On Friday, following more than a week of protests and mourning for Floyd’s killing Glover offered some wise words and shared how he, his family and his coworkers are talking about race and civil rights.

“My heart is low, my head is level, and my faith is high. So much to process, if you’re struggling, that’s OK,” Glover said in a tweet. “I see you, I am you. Let’s dialogue. Let’s think. Let’s Work. What can I share that’s soul-stirring, informing, or encouraging you right now?”

The busy astronaut took time to engage with people who had questions or answers about what they can do to help the current situation.

He offered some advice for people who might be feeling frustrated or hurt.

Here’s Glover’s three-step plan:

Step 1. Get off your computer, check on someone (trust me you need this)!

Step 2. Exercise, meditate, or pray (maybe all 3)

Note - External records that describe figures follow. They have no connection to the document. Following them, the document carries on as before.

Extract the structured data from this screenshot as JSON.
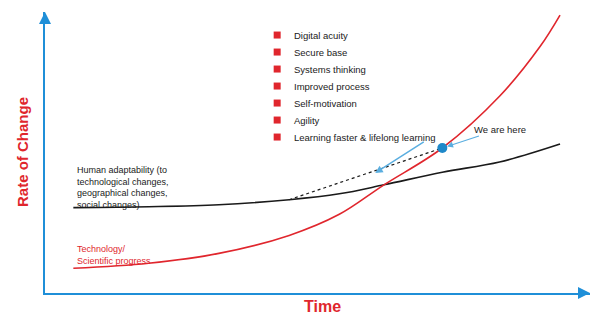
{
  "chart_data": {
    "type": "line",
    "xlabel": "Time",
    "ylabel": "Rate of Change",
    "xlim": [
      0,
      100
    ],
    "ylim": [
      0,
      100
    ],
    "xticks": [],
    "yticks": [],
    "tick_labels": false,
    "grid": false,
    "series": [
      {
        "name": "Human adaptability (to\ntechnological changes,\ngeographical changes,\nsocial changes)",
        "color": "#1a1a1a",
        "line_style": "solid",
        "x": [
          5.2,
          19,
          31.9,
          44.8,
          54,
          62.2,
          72.9,
          83.4,
          94.5
        ],
        "values": [
          30.4,
          30.7,
          31.4,
          33.2,
          35.3,
          38.5,
          43,
          46.6,
          53
        ]
      },
      {
        "name": "Technology/\nScientific progress",
        "color": "#e0262d",
        "line_style": "solid",
        "x": [
          5.2,
          19,
          31.9,
          44.8,
          54,
          62.2,
          72.9,
          83.4,
          90.8,
          94.5
        ],
        "values": [
          8.8,
          10.6,
          14.1,
          20.5,
          28,
          38.5,
          51.6,
          70,
          87.6,
          98.9
        ]
      },
      {
        "color": "#1a1a1a",
        "line_style": "dotted",
        "x": [
          44.8,
          72.9
        ],
        "values": [
          33.2,
          51.6
        ]
      },
      {
        "type": "scatter",
        "marker": "circle",
        "color": "#1e88c9",
        "x": [
          72.9
        ],
        "values": [
          51.6
        ]
      }
    ],
    "annotations": {
      "bullets": [
        "Digital acuity",
        "Secure base",
        "Systems thinking",
        "Improved process",
        "Self-motivation",
        "Agility",
        "Learning faster & lifelong learning"
      ],
      "marker_label": "We are here"
    }
  }
}
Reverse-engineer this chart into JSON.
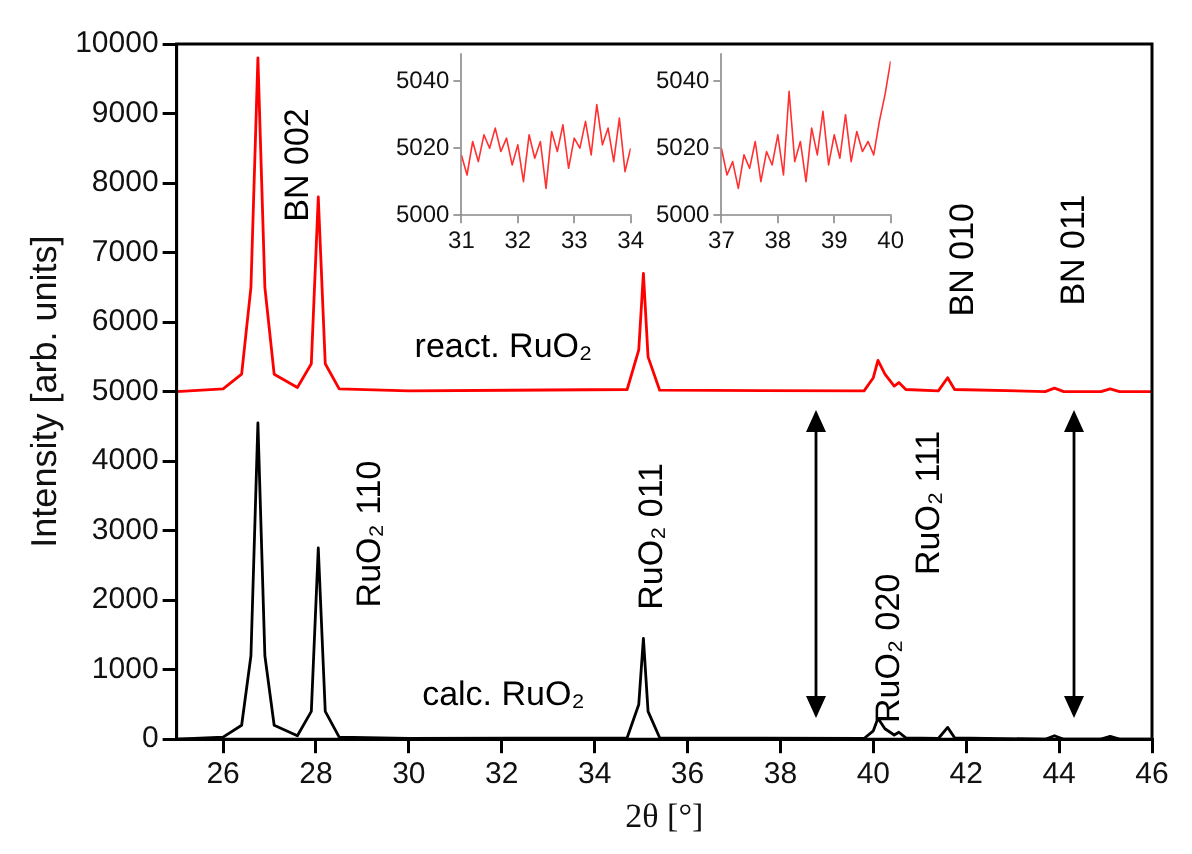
{
  "chart_data": [
    {
      "type": "line",
      "xlabel": "2θ [°]",
      "ylabel": "Intensity [arb. units]",
      "x": [
        25,
        26,
        26.4,
        26.6,
        26.75,
        26.9,
        27.1,
        27.6,
        27.9,
        28.05,
        28.2,
        28.5,
        30,
        34.7,
        34.95,
        35.05,
        35.15,
        35.4,
        39.8,
        40.0,
        40.1,
        40.25,
        40.45,
        40.55,
        40.7,
        41.4,
        41.6,
        41.75,
        43.7,
        43.9,
        44.1,
        44.9,
        45.1,
        45.3,
        46
      ],
      "series": [
        {
          "name": "react. RuO₂",
          "color": "#ff0000",
          "values": [
            5000,
            5040,
            5250,
            6500,
            9800,
            6500,
            5250,
            5060,
            5400,
            7800,
            5400,
            5040,
            5010,
            5030,
            5600,
            6700,
            5500,
            5020,
            5010,
            5200,
            5450,
            5250,
            5080,
            5130,
            5030,
            5010,
            5200,
            5030,
            5000,
            5050,
            5000,
            5000,
            5040,
            5000,
            5000
          ]
        },
        {
          "name": "calc. RuO₂",
          "color": "#000000",
          "values": [
            0,
            30,
            200,
            1200,
            4550,
            1200,
            200,
            50,
            400,
            2750,
            400,
            30,
            10,
            20,
            500,
            1450,
            400,
            20,
            10,
            120,
            300,
            150,
            60,
            100,
            20,
            10,
            170,
            20,
            0,
            50,
            0,
            0,
            40,
            0,
            0
          ]
        }
      ],
      "xlim": [
        25,
        46
      ],
      "ylim": [
        0,
        10000
      ],
      "xticks": [
        26,
        28,
        30,
        32,
        34,
        36,
        38,
        40,
        42,
        44,
        46
      ],
      "yticks": [
        0,
        1000,
        2000,
        3000,
        4000,
        5000,
        6000,
        7000,
        8000,
        9000,
        10000
      ],
      "annotations": [
        {
          "text": "BN 002",
          "x": 28.05,
          "y": 7800
        },
        {
          "text": "RuO₂ 110",
          "x": 28.05,
          "y": 2750
        },
        {
          "text": "RuO₂ 011",
          "x": 35.05,
          "y": 1450
        },
        {
          "text": "RuO₂ 020",
          "x": 40.1,
          "y": 300
        },
        "RuO₂ 111",
        {
          "text": "BN 010",
          "x": 41.6,
          "y": 5200
        },
        {
          "text": "BN 011",
          "x": 43.9,
          "y": 5050
        }
      ]
    },
    {
      "type": "line",
      "x": [
        31.0,
        31.1,
        31.2,
        31.3,
        31.4,
        31.5,
        31.6,
        31.7,
        31.8,
        31.9,
        32.0,
        32.1,
        32.2,
        32.3,
        32.4,
        32.5,
        32.6,
        32.7,
        32.8,
        32.9,
        33.0,
        33.1,
        33.2,
        33.3,
        33.4,
        33.5,
        33.6,
        33.7,
        33.8,
        33.9,
        34.0
      ],
      "series": [
        {
          "color": "#ff3030",
          "values": [
            5018,
            5012,
            5022,
            5016,
            5024,
            5020,
            5026,
            5019,
            5023,
            5015,
            5021,
            5010,
            5024,
            5017,
            5022,
            5008,
            5025,
            5019,
            5027,
            5014,
            5023,
            5020,
            5028,
            5018,
            5033,
            5021,
            5026,
            5016,
            5029,
            5013,
            5020
          ]
        }
      ],
      "xlim": [
        31,
        34
      ],
      "ylim": [
        5000,
        5048
      ],
      "xticks": [
        31,
        32,
        33,
        34
      ],
      "yticks": [
        5000,
        5020,
        5040
      ]
    },
    {
      "type": "line",
      "x": [
        37.0,
        37.1,
        37.2,
        37.3,
        37.4,
        37.5,
        37.6,
        37.7,
        37.8,
        37.9,
        38.0,
        38.1,
        38.2,
        38.3,
        38.4,
        38.5,
        38.6,
        38.7,
        38.8,
        38.9,
        39.0,
        39.1,
        39.2,
        39.3,
        39.4,
        39.5,
        39.6,
        39.7,
        39.8,
        39.9,
        40.0
      ],
      "series": [
        {
          "color": "#ff3030",
          "values": [
            5020,
            5012,
            5016,
            5008,
            5018,
            5014,
            5022,
            5010,
            5019,
            5015,
            5024,
            5012,
            5037,
            5016,
            5022,
            5010,
            5026,
            5018,
            5031,
            5015,
            5024,
            5017,
            5030,
            5016,
            5025,
            5019,
            5022,
            5018,
            5028,
            5036,
            5046
          ]
        }
      ],
      "xlim": [
        37,
        40
      ],
      "ylim": [
        5000,
        5048
      ],
      "xticks": [
        37,
        38,
        39,
        40
      ],
      "yticks": [
        5000,
        5020,
        5040
      ]
    }
  ]
}
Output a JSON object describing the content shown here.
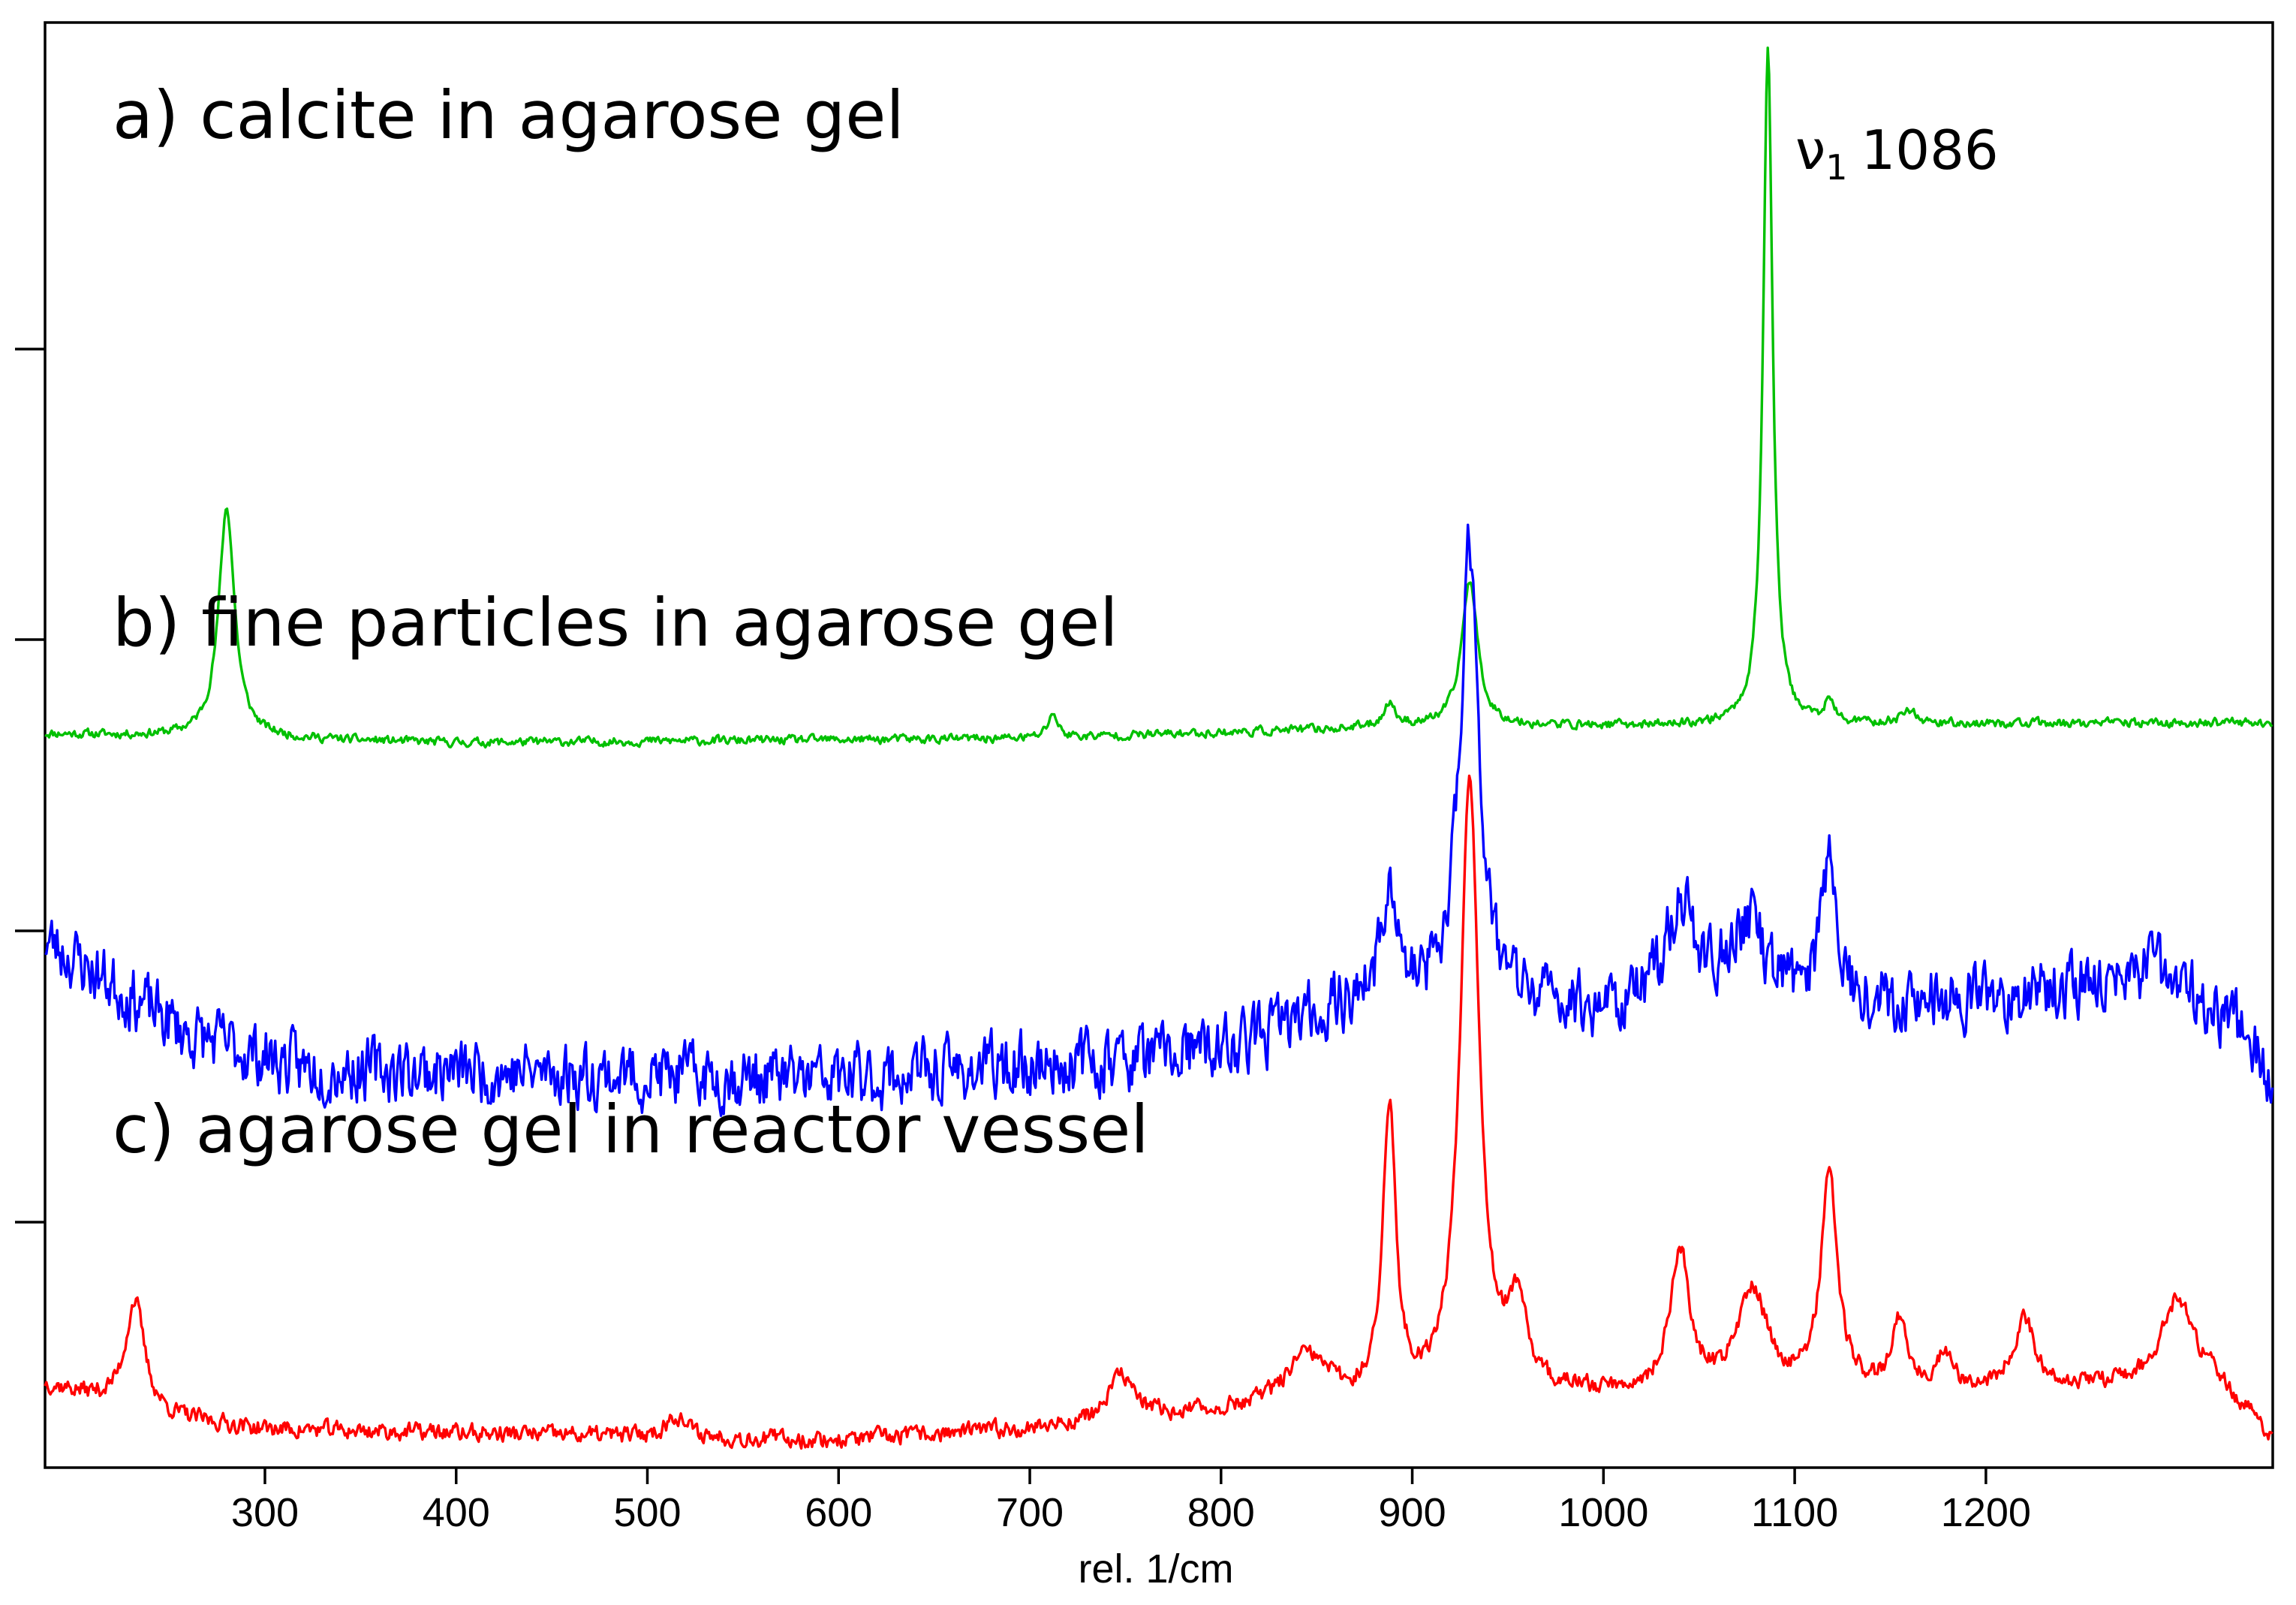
{
  "chart_data": {
    "type": "line",
    "title": "",
    "xlabel": "rel. 1/cm",
    "ylabel": "",
    "xlim": [
      185,
      1350
    ],
    "x_ticks": [
      300,
      400,
      500,
      600,
      700,
      800,
      900,
      1000,
      1100,
      1200
    ],
    "x_tick_labels": [
      "300",
      "400",
      "500",
      "600",
      "700",
      "800",
      "900",
      "1000",
      "1100",
      "1200"
    ],
    "y_axis": "arbitrary intensity, traces vertically offset, 4 unlabeled ticks",
    "series": [
      {
        "name": "a) calcite in agarose gel",
        "color": "#00c000",
        "baseline": 3.25,
        "noise": 0.03,
        "seed": 11,
        "peaks": [
          [
            280,
            1.02,
            5
          ],
          [
            712,
            0.11,
            3
          ],
          [
            888,
            0.1,
            4
          ],
          [
            930,
            0.65,
            5
          ],
          [
            1086,
            3.0,
            3
          ],
          [
            1118,
            0.09,
            3
          ],
          [
            1160,
            0.06,
            5
          ]
        ],
        "drift": [
          [
            185,
            0
          ],
          [
            400,
            -0.04
          ],
          [
            700,
            -0.02
          ],
          [
            900,
            0.03
          ],
          [
            1350,
            0.05
          ]
        ]
      },
      {
        "name": "b) fine particles in agarose gel",
        "color": "#0000ff",
        "baseline": 1.72,
        "noise": 0.22,
        "seed": 23,
        "peaks": [
          [
            888,
            0.55,
            4
          ],
          [
            930,
            2.05,
            6
          ],
          [
            1040,
            0.45,
            9
          ],
          [
            1075,
            0.35,
            12
          ],
          [
            1118,
            0.65,
            5
          ]
        ],
        "drift": [
          [
            185,
            0.62
          ],
          [
            260,
            0.2
          ],
          [
            320,
            0.05
          ],
          [
            600,
            0.0
          ],
          [
            800,
            0.12
          ],
          [
            870,
            0.35
          ],
          [
            1000,
            0.3
          ],
          [
            1200,
            0.35
          ],
          [
            1290,
            0.48
          ],
          [
            1330,
            0.25
          ],
          [
            1350,
            0.0
          ]
        ]
      },
      {
        "name": "c) agarose gel in reactor vessel",
        "color": "#ff0000",
        "baseline": 0.12,
        "noise": 0.06,
        "seed": 37,
        "peaks": [
          [
            232,
            0.48,
            6
          ],
          [
            515,
            0.1,
            6
          ],
          [
            748,
            0.2,
            8
          ],
          [
            845,
            0.22,
            14
          ],
          [
            888,
            1.3,
            4
          ],
          [
            930,
            2.75,
            6
          ],
          [
            955,
            0.35,
            6
          ],
          [
            1040,
            0.62,
            6
          ],
          [
            1078,
            0.45,
            9
          ],
          [
            1118,
            0.98,
            5
          ],
          [
            1155,
            0.3,
            5
          ],
          [
            1178,
            0.15,
            5
          ],
          [
            1220,
            0.3,
            7
          ],
          [
            1300,
            0.38,
            10
          ]
        ],
        "drift": [
          [
            185,
            0.25
          ],
          [
            250,
            0.1
          ],
          [
            300,
            0.05
          ],
          [
            600,
            0.0
          ],
          [
            700,
            0.05
          ],
          [
            800,
            0.12
          ],
          [
            1000,
            0.2
          ],
          [
            1200,
            0.22
          ],
          [
            1320,
            0.25
          ],
          [
            1350,
            0.0
          ]
        ]
      }
    ],
    "annotations": [
      {
        "text": "ν",
        "subscript": "1",
        "value": "1086"
      }
    ]
  }
}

Step 3. When you can, reply with your words, articles, data, songs, or other media that is worth sharing and I will share.

Sounds like a pretty good plan. You can read Glover’s full remarks starting with the Twitter thread below.

As for the change that needs to happen, Glover said if people work together and unify a movement it can happen.

“We don’t have to agree on every detail, but we need to agree on an end state,” he tweeted.

Glover said employees at NASA hosted “a maxed out virtual town-hall on current events and justice. It’s so enlightening and encouraging. THANK YOU to those that made it happen, to those that were vulnerable, and to the supervisors for supporting your workforce.”

Glover said he is inspired by the honest and civil conversations happening.